De gemeente is niet gesteld tot
verontwaardiging, maar tot de
toeëigening van redding door
onze Heer Jezus Christus
, zegt 
Paulus, 1 Thessalonicenzen 5:
9-11. De tijd die Openbaring 
13:16-18 bedoeld wordt, komt 
nádat de gemeente weg is. 
Het merkteken zal dán pas op 
de mensen (rechterhand of 
voorhoofd) gezet worden, en 
níet nu. Vele gedachten gaan 
rond en maken ook gelovigen 
onrustig.
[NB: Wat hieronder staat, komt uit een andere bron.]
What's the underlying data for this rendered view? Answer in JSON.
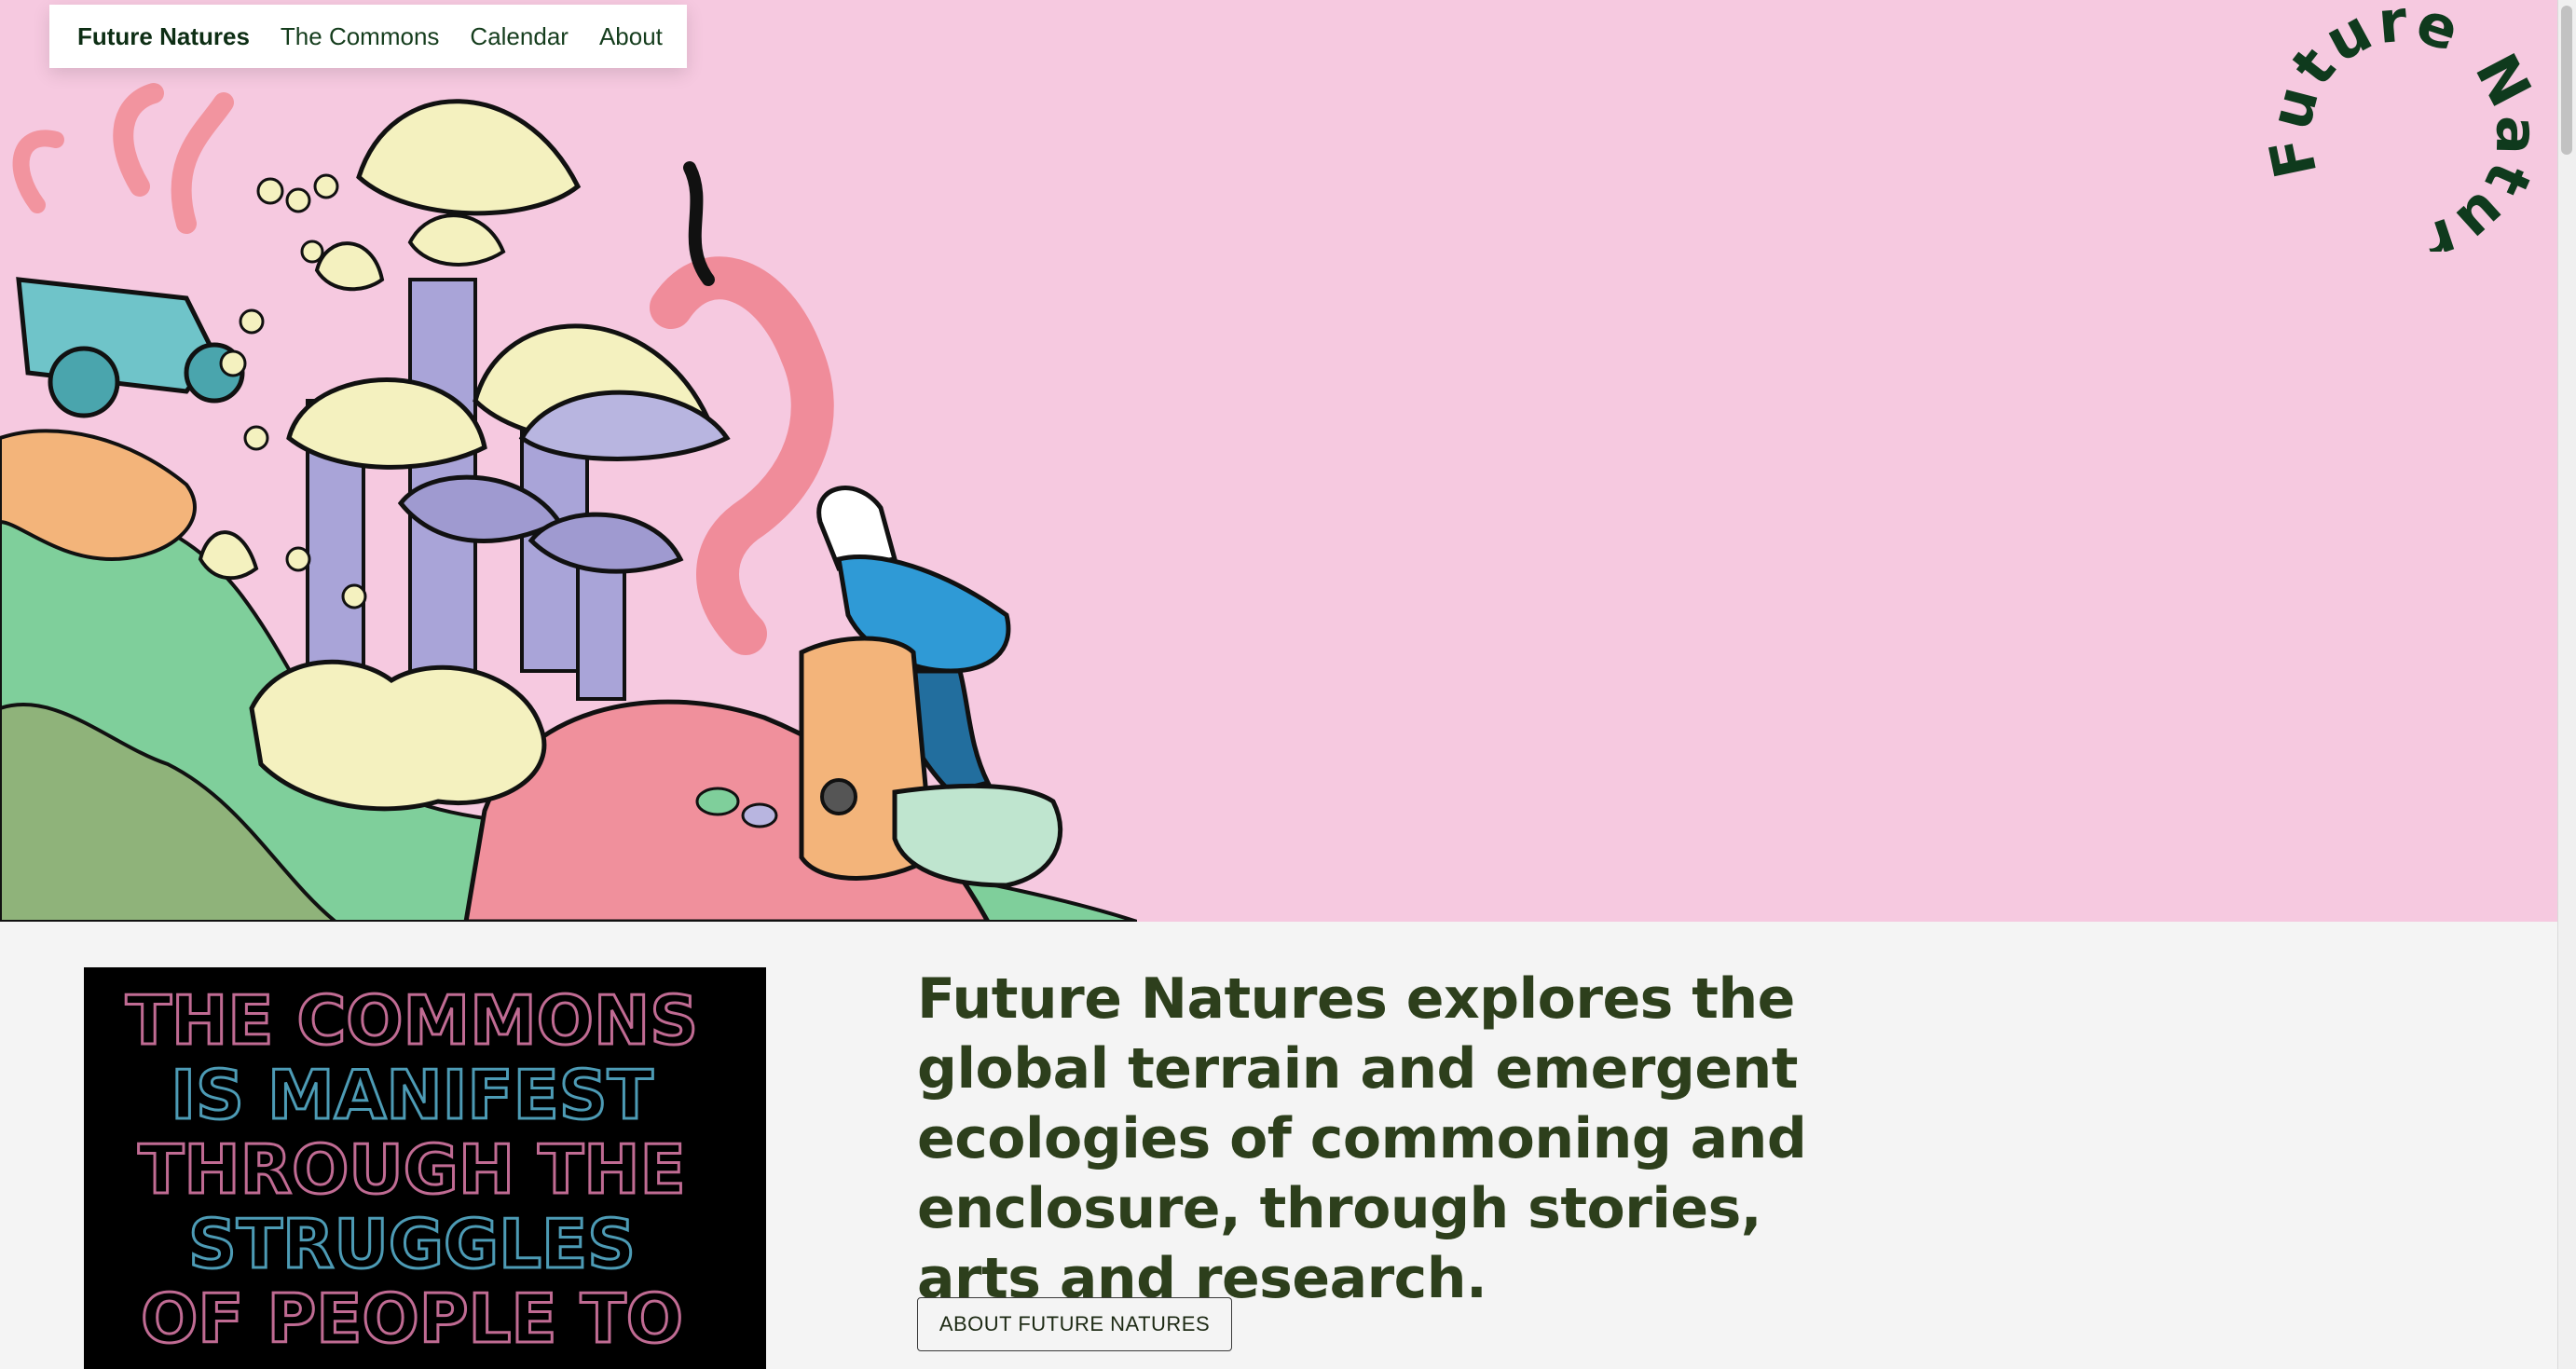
{
  "nav": {
    "brand": "Future Natures",
    "items": [
      {
        "label": "The Commons"
      },
      {
        "label": "Calendar"
      },
      {
        "label": "About"
      }
    ]
  },
  "logo": {
    "text": "Future Natures"
  },
  "poster": {
    "lines": [
      "THE COMMONS",
      "IS MANIFEST",
      "THROUGH THE",
      "STRUGGLES",
      "OF PEOPLE TO"
    ]
  },
  "intro": {
    "text": "Future Natures explores the global terrain and emergent ecologies of commoning and enclosure, through stories, arts and research.",
    "button_label": "ABOUT FUTURE NATURES"
  },
  "colors": {
    "hero_bg": "#f6c9e0",
    "brand_green": "#153d1d",
    "intro_text": "#2d3f1c",
    "page_bg": "#f4f4f4"
  }
}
Alleen de Schrift is 
betrouwbaar
 en laat ons zien 
hoe het werkelijk is.
De aanbidding van het beest 
en het beeld van het beest zal
pas verplicht worden in de tijd
die Openbaring aangeeft; niet 
eerder, dus niet in de tijd van 
de genade waar wij nu in leven.
Laten wij nuchter blijven – bij 
dat wat de Heer ons liet weten 
via 1 Thessalonicenzen 5:9-11
en 1 Thessalonicenzen 4:13-18!

NB: hieronder leest u Woord
Vandaag over Romeinen.

Woord vandaag

opdat ik ook onder jullie enige
vrucht heb, zoals ook onder 
de overige natiën.
          Romeinen 1:13b

Paulus wist als geen ander, dat 
de vrucht nooit resultaat van zijn
werk kon zijn, maar wel van God.
De vrucht is dan te zien in levens
van mensen, die in Gods genade
geroepen zijn. En: ieder die erbij
komt, is tevoren gekend, tevoren
bestemd. Helemaal Gods kiezen,
Zijn voornemen. De apostel zag 
zijn zware arbeid in zijn evangelie
van genade ‘beloond’ met velen 
die tot geloof kwamen. Helaas is
het zo, dat de mens steeds neigt 
naar rituelen, organisatie, dingen
waaraan men zich (vleselijk) vast
kan houden. Om die reden zijn er
velen van Paulus afgekeerd. Toch 
was hij de optimist, want God zal
het alles uitwerken tot het goede. 

Woord vandaag

Nu wil ik niet, dat jullie niet 
weten, broeders, dat ik me 
vaak voornam naar jullie toe 
te komen (en ik werd tot nu 
toe belet), opdat ik ook onder 
jullie enige vrucht heb, zoals 
ook onder de overige natiën.
          Romeinen 1:13

Paulus kwam uiteindelijk wel 
in Rome (Handelingen 28). Dat
was op Gods tijd. Hij nam zich 
vaak voor, en, schrijft hij:

    ik werd tot nu toe belet

zodat hij pas veel later dan zijn
eigen plan was, in Rome kwam.
Om duidelijk de situatie uiteen 
te zetten, liet hij ook dit weten.
De wil van God was bepalend.
Het verlangen was geestelijk, 
en de genadegave eveneens. 
In plaats van de rituelen in de
grote stad Jeruzalem, deelde
de apostel hét grote Offer met
de gelovigen in Rome. Goed 
nieuws draait om Hem, onze
Heer Christus Jezus.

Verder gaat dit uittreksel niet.